A team of researchers from IBM Watson and Arizona State University have published a survey of work in Explainable AI Planning (XAIP). The survey covers the work of 67 papers and charts recent trends in the field.
The team, led by Prof. Subbarao Kambhampati of ASU's Yochan Lab, focused their review on the area of automated planning systems: those that produce sequences of actions (or plans) that aim to achieve a goal state. Explainable planning systems are able to answer questions about why a particular action or sequence of actions were chosen. The team noted that explainable systems in this field can be categorized as either algorithm-based, model-based, or plan-based, and while all types have seen increased research in recent years, most work has been done on model-based systems.
Explainable AI (XAI) has been an active research topic in recent years, spurred by DARPA's 2016 initiative. The widespread adoption of machine-learning for "perception" problems such as computer vision and natural language processing have led to the development of explainability techniques for classifiers, including LIME and AllenNLP Interpret. While perception is an important skill for determining the current state of its environment, an autonomous system---a robot, a self-driving car, or even a game-playing AI---must also make decisions about what to do. These AI systems often employ planning, which generates a series of actions for the AI to take in order to achieve its goal.
Explainable AI Planning (XAIP) systems are able to answer questions about its plans; for example, why a particular action was or was not included in the plan. The team categorized the systems as algorithm-based, model-based, or plan-based. Algorithm-based explanations are often most helpful for the system designer to debug the algorithm, as opposed to an end-user. Plan-based explanations use summarization or abstraction to enable users to understand plans that operate "over long time horizons and over large state spaces." Most research has been done on model-based explanations, which take into account the fact that users have "considerably less computational ability" than the AI, and often have a mental model that differs from "ground truth." For these systems, explanation requires reconciling the user's mental model with the system model.

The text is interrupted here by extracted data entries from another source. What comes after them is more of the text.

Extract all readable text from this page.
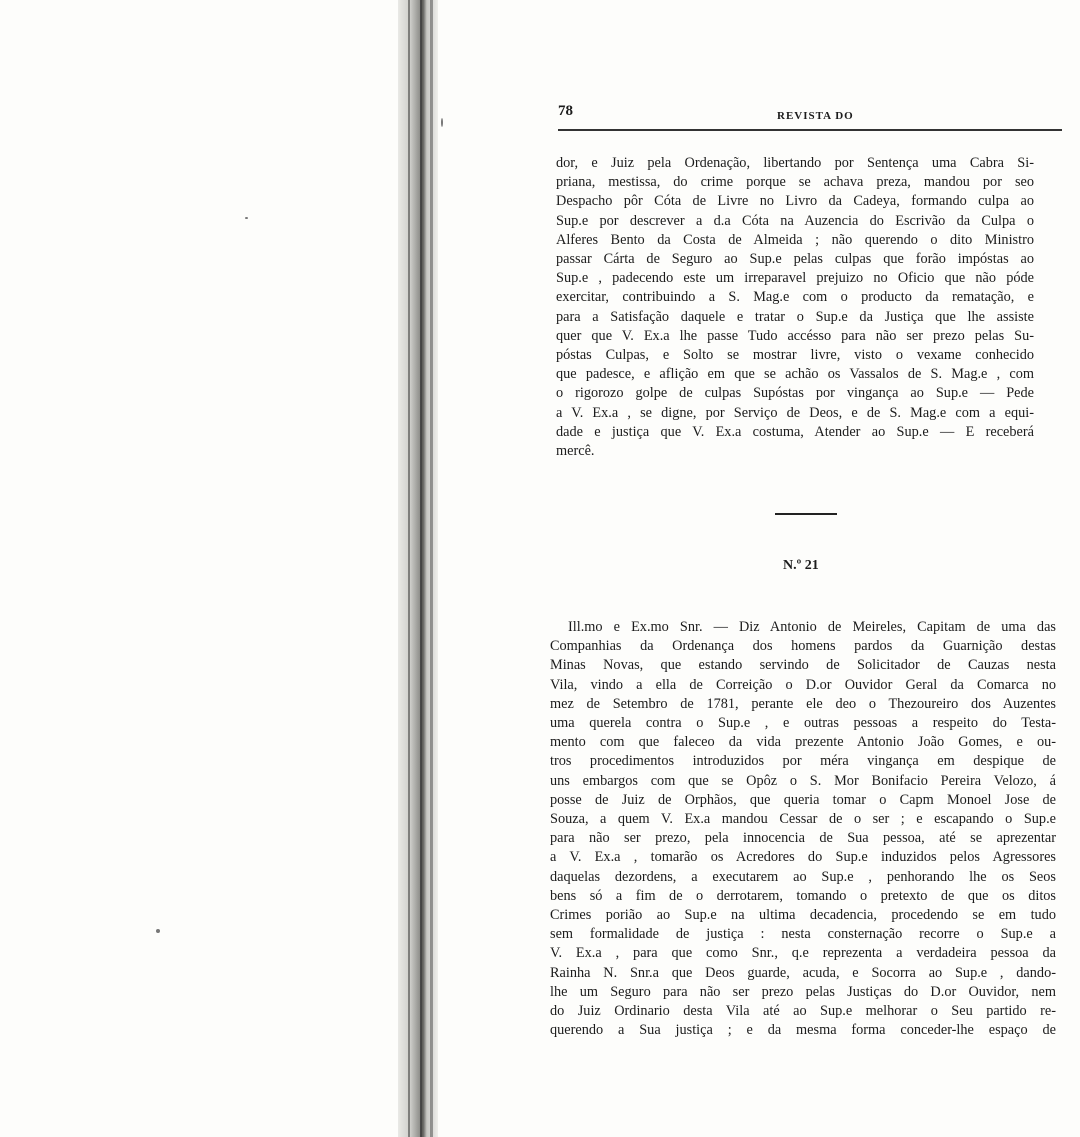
78	REVISTA DO

dor, e Juiz pela Ordenação, libertando por Sentença uma Cabra Si-
priana, mestissa, do crime porque se achava preza, mandou por seo
Despacho pôr Cóta de Livre no Livro da Cadeya, formando culpa ao
Sup.e por descrever a d.a Cóta na Auzencia do Escrivão da Culpa o
Alferes Bento da Costa de Almeida ; não querendo o dito Ministro
passar Cárta de Seguro ao Sup.e pelas culpas que forão impóstas ao
Sup.e , padecendo este um irreparavel prejuizo no Oficio que não póde
exercitar, contribuindo a S. Mag.e com o producto da rematação, e
para a Satisfação daquele e tratar o Sup.e da Justiça que lhe assiste
quer que V. Ex.a lhe passe Tudo accésso para não ser prezo pelas Su-
póstas Culpas, e Solto se mostrar livre, visto o vexame conhecido
que padesce, e aflição em que se achão os Vassalos de S. Mag.e , com
o rigorozo golpe de culpas Supóstas por vingança ao Sup.e — Pede
a V. Ex.a , se digne, por Serviço de Deos, e de S. Mag.e com a equi-
dade e justiça que V. Ex.a costuma, Atender ao Sup.e — E receberá
mercê.

N.º 21

Ill.mo e Ex.mo Snr. — Diz Antonio de Meireles, Capitam de uma das
Companhias da Ordenança dos homens pardos da Guarnição destas
Minas Novas, que estando servindo de Solicitador de Cauzas nesta
Vila, vindo a ella de Correição o D.or Ouvidor Geral da Comarca no
mez de Setembro de 1781, perante ele deo o Thezoureiro dos Auzentes
uma querela contra o Sup.e , e outras pessoas a respeito do Testa-
mento com que faleceo da vida prezente Antonio João Gomes, e ou-
tros procedimentos introduzidos por méra vingança em despique de
uns embargos com que se Opôz o S. Mor Bonifacio Pereira Velozo, á
posse de Juiz de Orphãos, que queria tomar o Capm Monoel Jose de
Souza, a quem V. Ex.a mandou Cessar de o ser ; e escapando o Sup.e
para não ser prezo, pela innocencia de Sua pessoa, até se aprezentar
a V. Ex.a , tomarão os Acredores do Sup.e induzidos pelos Agressores
daquelas dezordens, a executarem ao Sup.e , penhorando lhe os Seos
bens só a fim de o derrotarem, tomando o pretexto de que os ditos
Crimes porião ao Sup.e na ultima decadencia, procedendo se em tudo
sem formalidade de justiça : nesta consternação recorre o Sup.e a
V. Ex.a , para que como Snr., q.e reprezenta a verdadeira pessoa da
Rainha N. Snr.a que Deos guarde, acuda, e Socorra ao Sup.e , dando-
lhe um Seguro para não ser prezo pelas Justiças do D.or Ouvidor, nem
do Juiz Ordinario desta Vila até ao Sup.e melhorar o Seu partido re-
querendo a Sua justiça ; e da mesma forma conceder-lhe espaço de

DARPA's XAI program notes that one motivation for explainable systems is to increase users' trust in the results produced by AI. However, Kambhampati's research team points out that the explanation process can also be "hijacked" to produce explanations that "no longer are true but rather are whatever users find to be satisfying." Other researchers suggest that such deception may even be necessary if AI and robots are to be effective in society. Deep-learning pioneer Geoffrey Hinton downplayed the need for explainability, tweeting:
Suppose you have cancer and you have to choose between a black box AI surgeon that cannot explain how it works but has a 90% cure rate and a human surgeon with an 80% cure rate. Do you want the AI surgeon to be illegal?
Kambhampati characterized this as a "false dichotomy," arguing that in the long term we should expect both accuracy and explainability.